Just to be clear, I’m not in the whiney camp that thinks everything Chris does should be free.  I’m probably the most capitalist, business-driven blogger out here. I like it when people make money. I like it when Chris makes money. I think he should take advantage of his white-hot celebrity, celebrate it, leverage it, and roll in the dough. I hope he can double his consulting fees.

So making money is good.  But from an academic view, it would be useful to look at the “how” — the dramatic shift (or perhaps evolution) in strategy that is enabling Chris to become a money-making machine.

For years, Chris has built his core brand promise on:

  • Passionate audience-building through authentic helpfulness
  • Relentless nurturing of that audience through tireless engagement
  • Putting the audience above personal business needs
  • Never, ever “selling”

In one video from last summer, he literally screamed at an audience “This is NOT about YOU and your STUPID COMPANY!”  That effectively sums up his mantra, and the “brand” Chris built around himself.

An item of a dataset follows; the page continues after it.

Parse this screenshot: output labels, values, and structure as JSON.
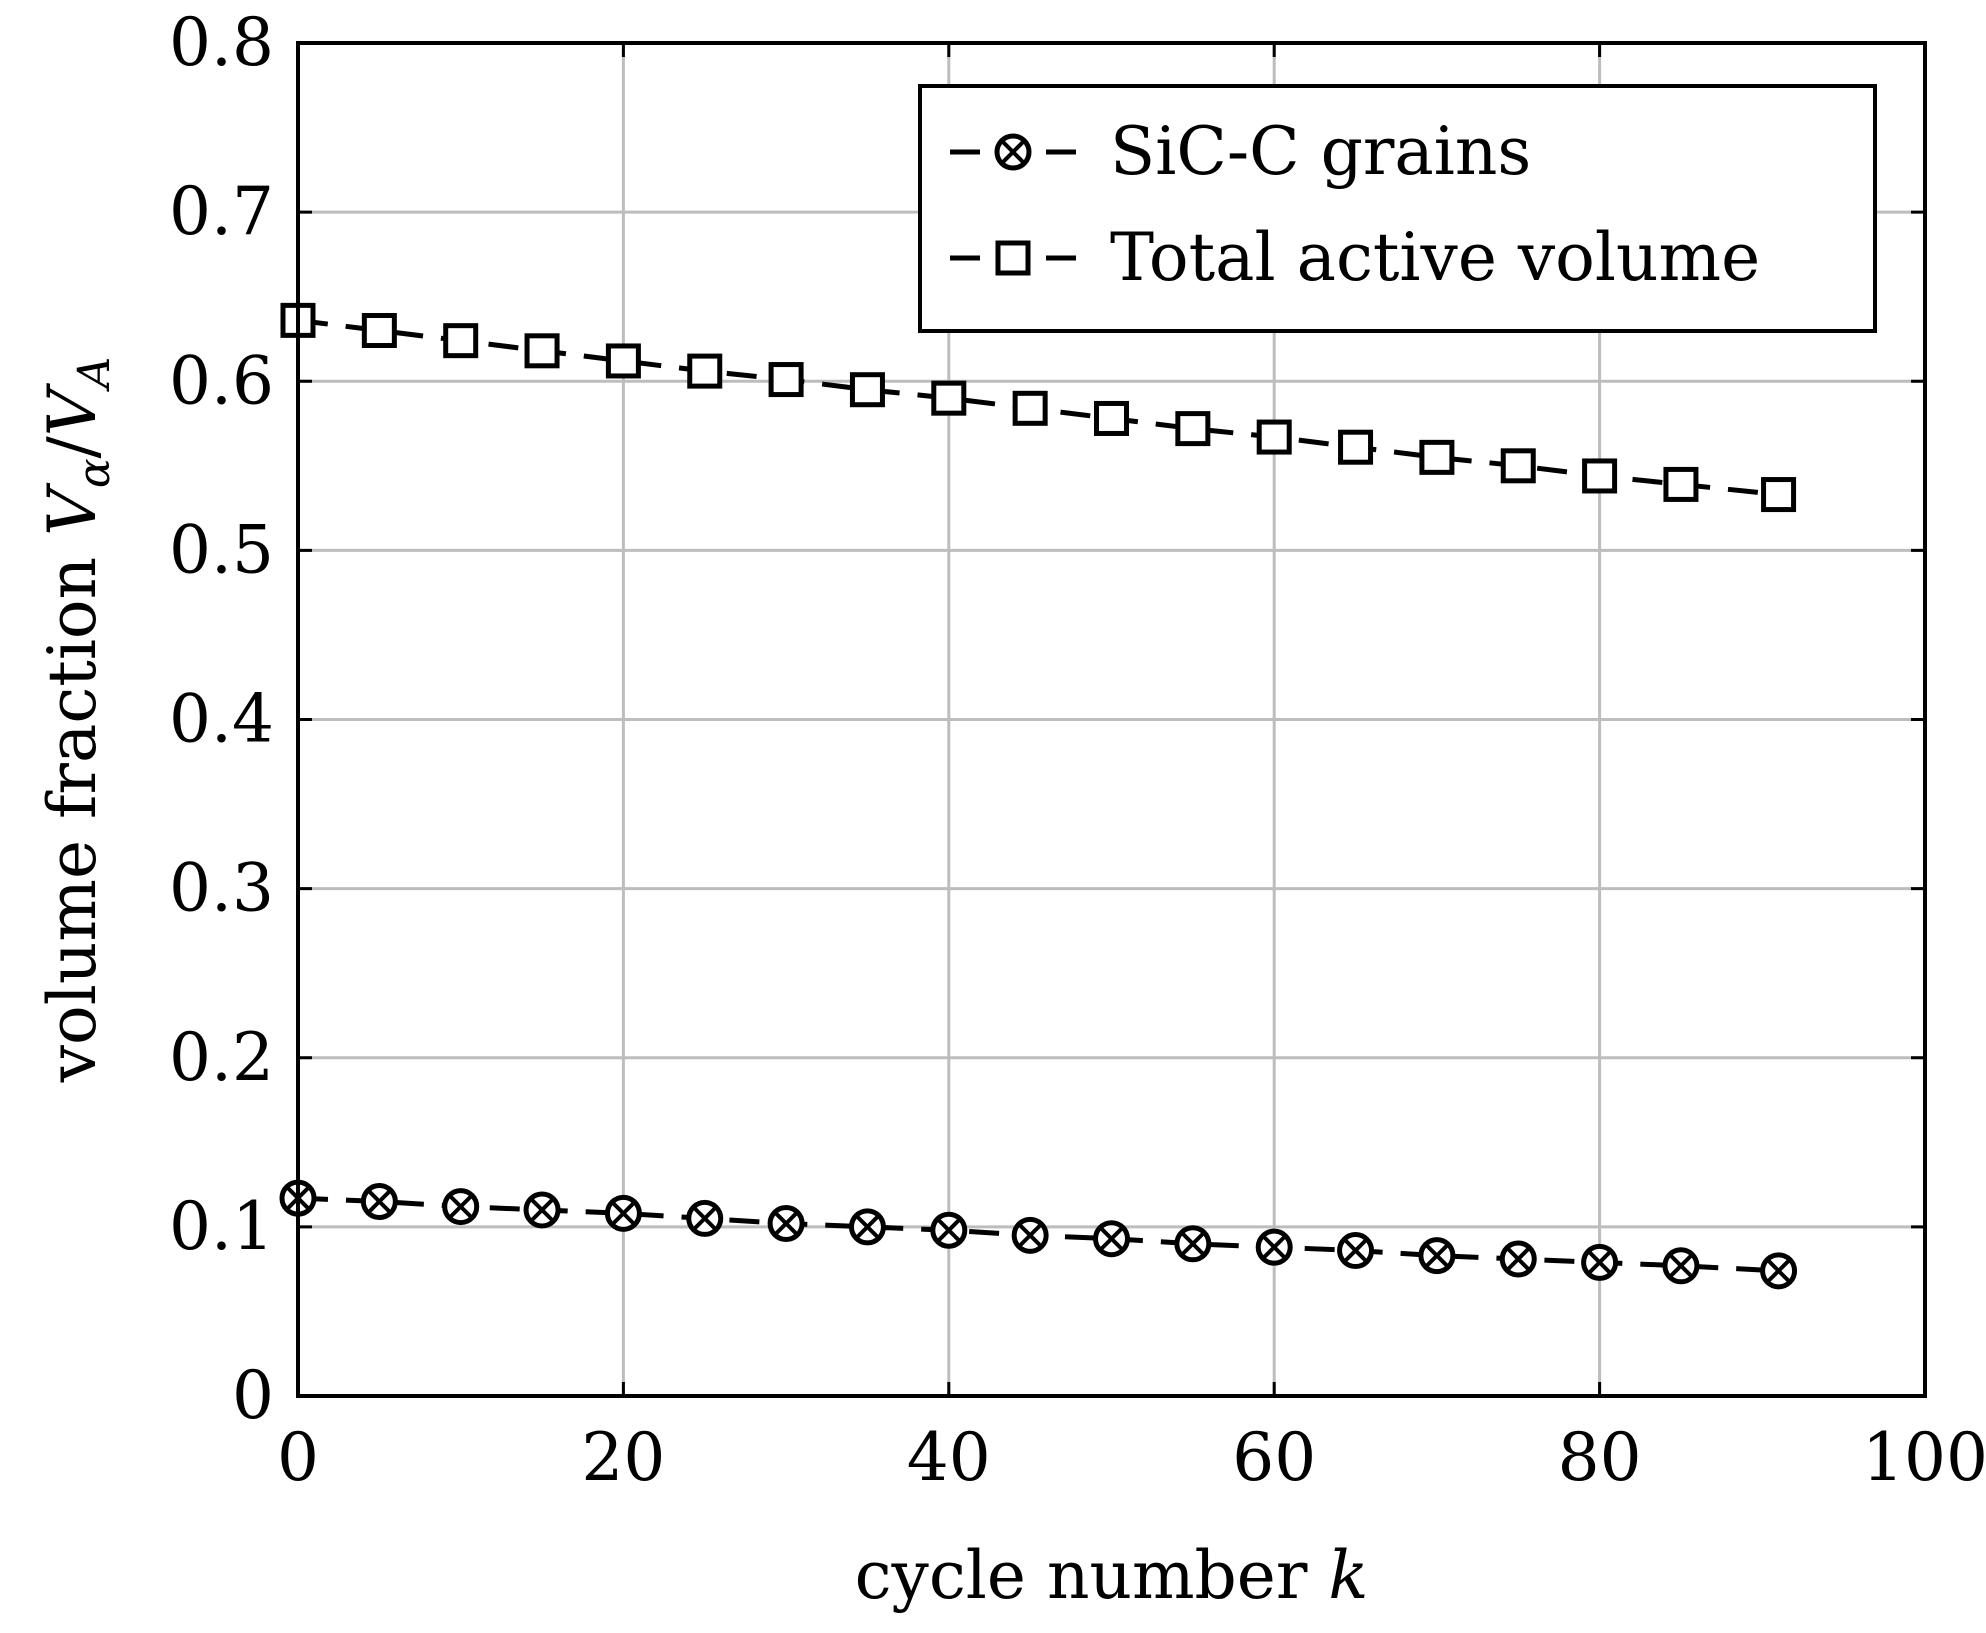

Around the time of his book release last year, Chris flipped this philosophy upside down and took steps to aggressively monetize his audience.  He explained this change by saying that he had been giving stuff away for a long time and that it was time to make money.  Selling of his products, services, companies, book, affiliate links, and paid sponsors became a common theme. He transformed into the social web’s most visible and highly-paid pitch-man, the Billy Mays of blogging.

Chris also increasingly put himself at the forefront of his topics, including video documentation of a day in the life of himself, photos of himself with near-celebrities, announcements of his new business ventures, and detailed explanations of how hard he works to achieve his success.  As you would expect, some readers expressed disappointment with these changes, and they were sometimes categorized as “haters” instead of “creators” and implored to “get over it.”

In other words, Chris has disassociated himself from that core brand promise to his audience.

In the business world, this would be tantamount to Disney opening a Tia Tequila-themed ride, or Nike doing a fitness cross-promotion with McDonald’s.  When a brand becomes incongruent by building a reputation communicating one thing and then executing another, it can be a recipe for disaster.

In the near-term, Chris and his ubiquity seem to have a limitless ability to capitalize on the goodwill of his audience (heck, loyal customers even bought Toyota cars after the first recall).  From a traditional business perspective, one might predict that if Chris doesn’t practice what he preaches and take steps to return to his core competencies, his brand and his ability to monetize will be increasingly vulnerable.

The furor over the posts last week were not the first signs that people have noticed the new Capitalist Chris.  If it persists, negative outbursts from loyal fans might eventually call attention to the problem with his sponsors and erode his brand and his value.

Or will it?  Another possibility is that Chris is going to be just fine losing some — or even most — of his core followers because he is developing a new audience of corporate folks who don’t care what his brand promise WAS as long as he can deliver results to their bottom line NOW.

In any event, the Trust Agent as we knew him is probably coming to an end as he transitions from social media folk hero to mainstream business consultant.  It will be fascinating to watch the results.

What do you think about this strategy shift?

What are the risks of jeopardizing his core audience for launching a new stage in his career?

With the new demands of the business and publishing worlds, is it possible for Chris to be successful at holding on to both constituencies? If so, how?